[425] One of the Genevese refugees at Berne, belonging to one of the most distinguished families of the republic.

[426] In the original: ἀμνήστιας. During the period of Calvin's banishment to Strasbourg, several parties had arisen at Geneva. The most important was that of the Articulans, or of the Artichaud, whose chiefs, after having possessed supreme power for some time, were either put to death or banished, in consequence of a popular reaction. Several of the exiles retired to Berne, whence, after matters in dispute had been arranged between the two cities, they were permitted to return to Geneva—Spon, Hist. de Genève, tom. i. pp. 281, 282, Note O.

[427] Without doubt the Dialogues of Viret, Dialogi de Confusione Mundi, published in Latin and French. Geneva, 1545.

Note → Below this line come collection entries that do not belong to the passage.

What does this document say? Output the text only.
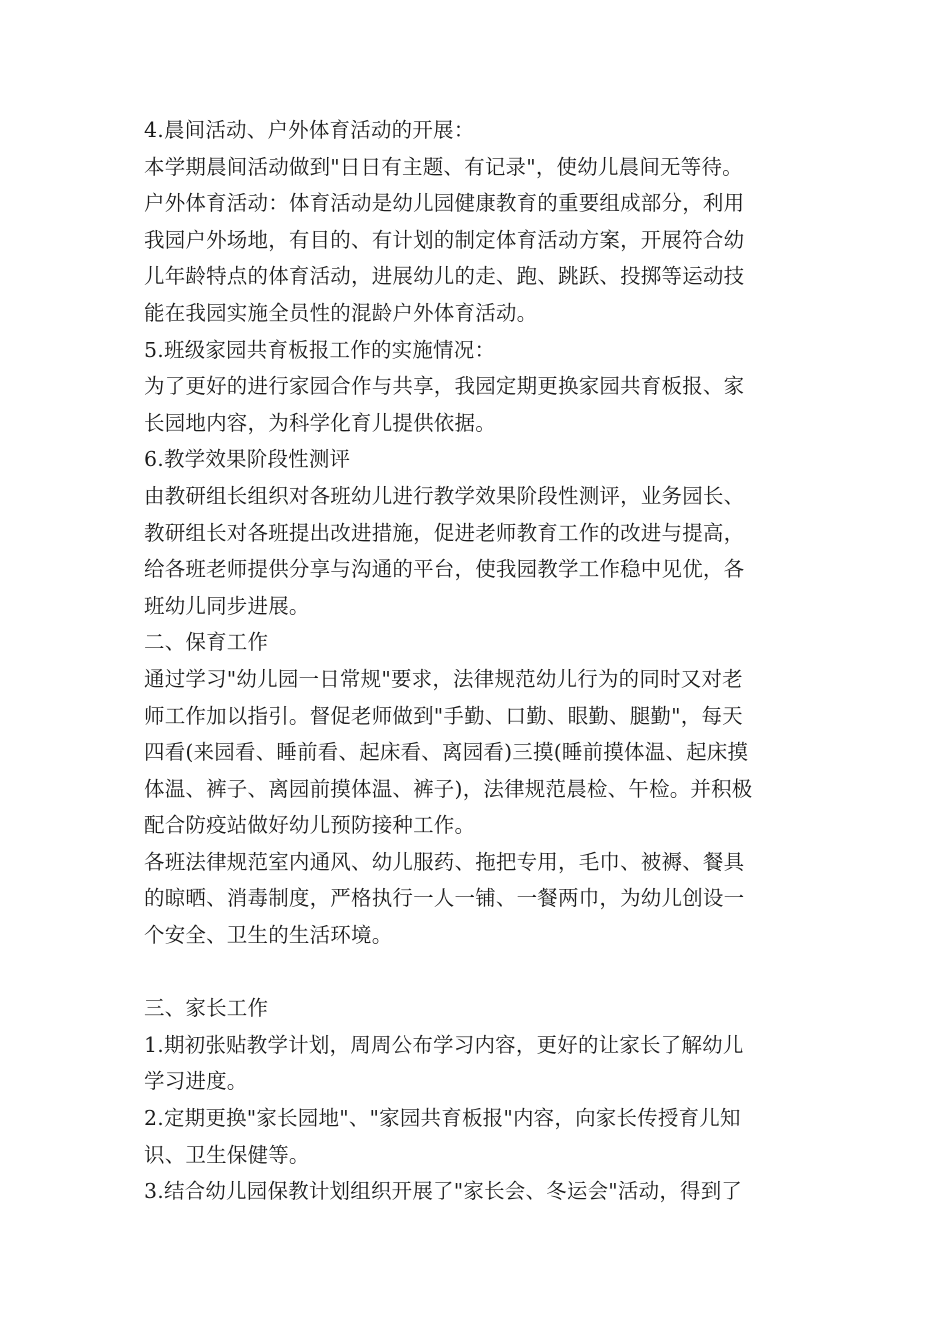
4.晨间活动、户外体育活动的开展：
本学期晨间活动做到"日日有主题、有记录"，使幼儿晨间无等待。
户外体育活动：体育活动是幼儿园健康教育的重要组成部分，利用
我园户外场地，有目的、有计划的制定体育活动方案，开展符合幼
儿年龄特点的体育活动，进展幼儿的走、跑、跳跃、投掷等运动技
能在我园实施全员性的混龄户外体育活动。
5.班级家园共育板报工作的实施情况：
为了更好的进行家园合作与共享，我园定期更换家园共育板报、家
长园地内容，为科学化育儿提供依据。
6.教学效果阶段性测评
由教研组长组织对各班幼儿进行教学效果阶段性测评，业务园长、
教研组长对各班提出改进措施，促进老师教育工作的改进与提高，
给各班老师提供分享与沟通的平台，使我园教学工作稳中见优，各
班幼儿同步进展。
二、保育工作
通过学习"幼儿园一日常规"要求，法律规范幼儿行为的同时又对老
师工作加以指引。督促老师做到"手勤、口勤、眼勤、腿勤"，每天
四看(来园看、睡前看、起床看、离园看)三摸(睡前摸体温、起床摸
体温、裤子、离园前摸体温、裤子)，法律规范晨检、午检。并积极
配合防疫站做好幼儿预防接种工作。
各班法律规范室内通风、幼儿服药、拖把专用，毛巾、被褥、餐具
的晾晒、消毒制度，严格执行一人一铺、一餐两巾，为幼儿创设一
个安全、卫生的生活环境。
三、家长工作
1.期初张贴教学计划，周周公布学习内容，更好的让家长了解幼儿
学习进度。
2.定期更换"家长园地"、"家园共育板报"内容，向家长传授育儿知
识、卫生保健等。
3.结合幼儿园保教计划组织开展了"家长会、冬运会"活动，得到了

[428] "It was," says Th. de Bèze, "in this year (1543) that those of Sorbonne, with the connivance of the bishops, usurped the authority of making articles of faith on the controverted questions of our time in the matter of religion."—Hist. Eccl. tom. i. p. 33. It was not Viret who replied to that strange pretension of the Sorbonne, but Calvin. The answer of the Reformer, a model of pith and irony, appeared in 1544, under the title, Les Articles de la Sacrée Faculté de Théologie de Paris, avec le Remède contre le Poison.—Recueil des Opuscules, p. 71.

[429] Brieve Instruction pour armer tout bon Fidèle contre les Erreurs de la Secte Commune des Anobaptistes: Geneva, 1544. Inserted in the Recueil des Opuscules, with a preface by Calvin to the Ministers of the Churches of the county of Neuchatel, 1st June 1544.

[430] Sebastian Castalio.

[431] The Doctor John Chaponneau, aneien moine of the Abbaye of Saint Amboise, at Bourges, become minister of the Church of Neuchatel, had attacked in some points the doctrine of the book of the "Institution Chrétienne." Calvin answered his observations in a few words. Chaponneau did not feel satisfied, and repeated his attacks with extreme violence. The subject of debate was the Divinity of Christ, seriously altered by the rash interpretations of Chaponneau. The reply of the Reformer, written at the request of Farel, was addressed to the pastors of the Church of Neuchatel.

[432] Son-in-law of the minister Chaponneau, whose opinions he no doubt shared.

[433] The celebrated jurisconsult, Andrew Alciat, from Milan, whose instruction Calvin had received at the University of Bourges. He lectured upon Law alternately in the schools of France and Italy, and died in 1546, leaving numerous disciples in the various countries of Europe.

[434] The Church of Geneva, set up as a butt for the attacks and blackening defamation of her maligners who were unwilling to submit to the authority of her discipline, had also to lament the scandales occasioned by the conduct of many of her pastors. Two of Calvin's colleagues, Henry de la Mare and Champereau, were not ashamed to frequent the taverns and cabarets, and so to expose the office of the ministry to the mockeries of insolent raillery, and those who took a pleasure in repeating that the ministers wished to make Canons of them.—Chronique de Roset, lib. v. c. 2 et 3.—Grieved on account of these scandals, but without the power of repressing them, Calvin found vent to his sorrow in the intimacy of his correspondence with Farel and Viret.